- Gilberto Waller Junior, ex-presidente do INSS, foi demitido nesta segunda-feira (13) e afirma que a fila de 2,7 milhões de pedidos é responsabilidade do Ministério da Previdência Social e de falhas tecnológicas graves.
- Uma nota técnica aponta falhas nos sistemas da Dataprev que geraram prejuízo de R$ 233 milhões, com instabilidades que impactaram as centrais de análise e resultaram em quase três milhões de horas de trabalho perdidas entre o final de 2024 e o início de 2026.
- Waller diz que deixou o órgão com uma fila menor do que quando assumiu em 2025, e que março de 2026 teve 890 mil benefícios liberados e 1,6 milhão de processos encerrados.
- O ex-presidente afirma ter saído de “consciência tranquila” e que os problemas técnicos não estavam sob seu controle direto.

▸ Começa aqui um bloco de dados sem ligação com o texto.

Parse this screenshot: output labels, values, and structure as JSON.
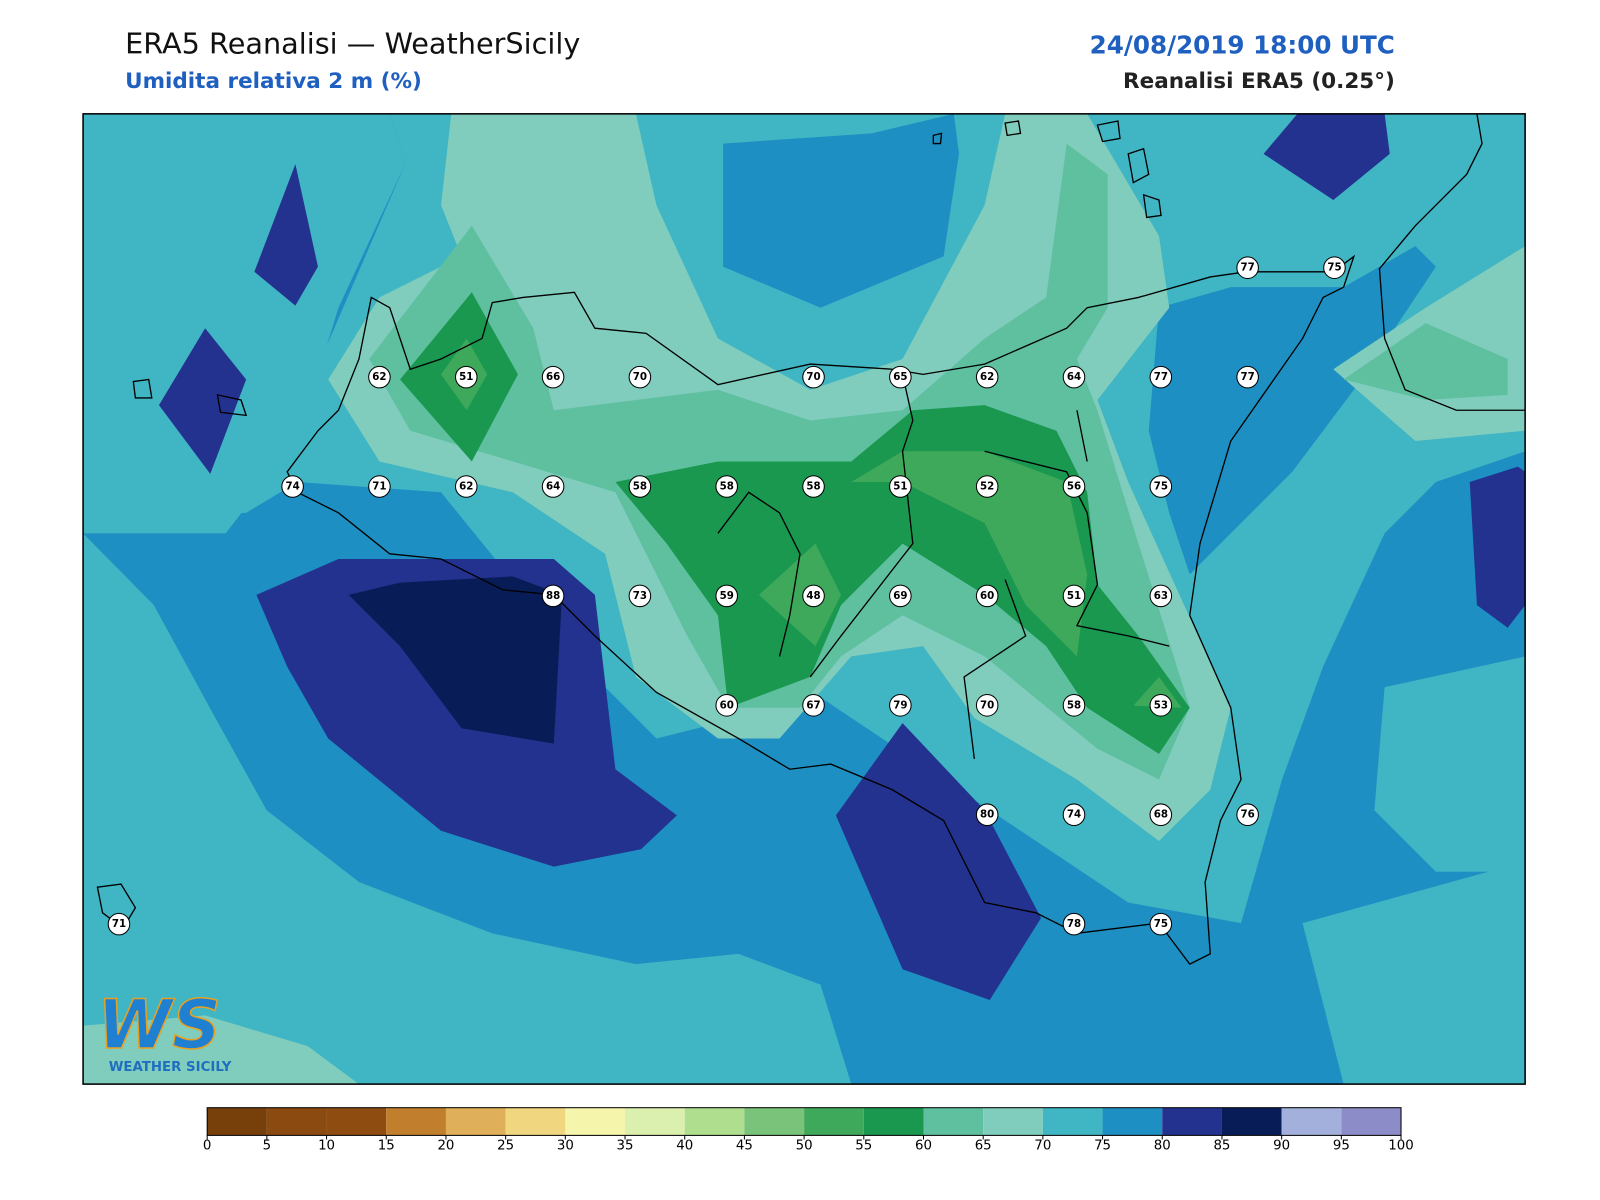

- O governo pretende reduzir a fila com mutirões, telemedicina, contratação de 500 novos peritos e retorno do bônus de desempenho para servidores que analisam processos extras, buscando evitar que pedidos ultrapassem quarenta e cinco dias.
Gilberto Waller Junior, ex-presidente do INSS, foi demitido nesta segunda-feira (13). O governo atribui a demissão a falhas de gestão e a lentidão na análise de benefícios, enquanto Waller aponta a responsabilidade por parte do Ministério da Previdência Social e de problemas tecnológicos.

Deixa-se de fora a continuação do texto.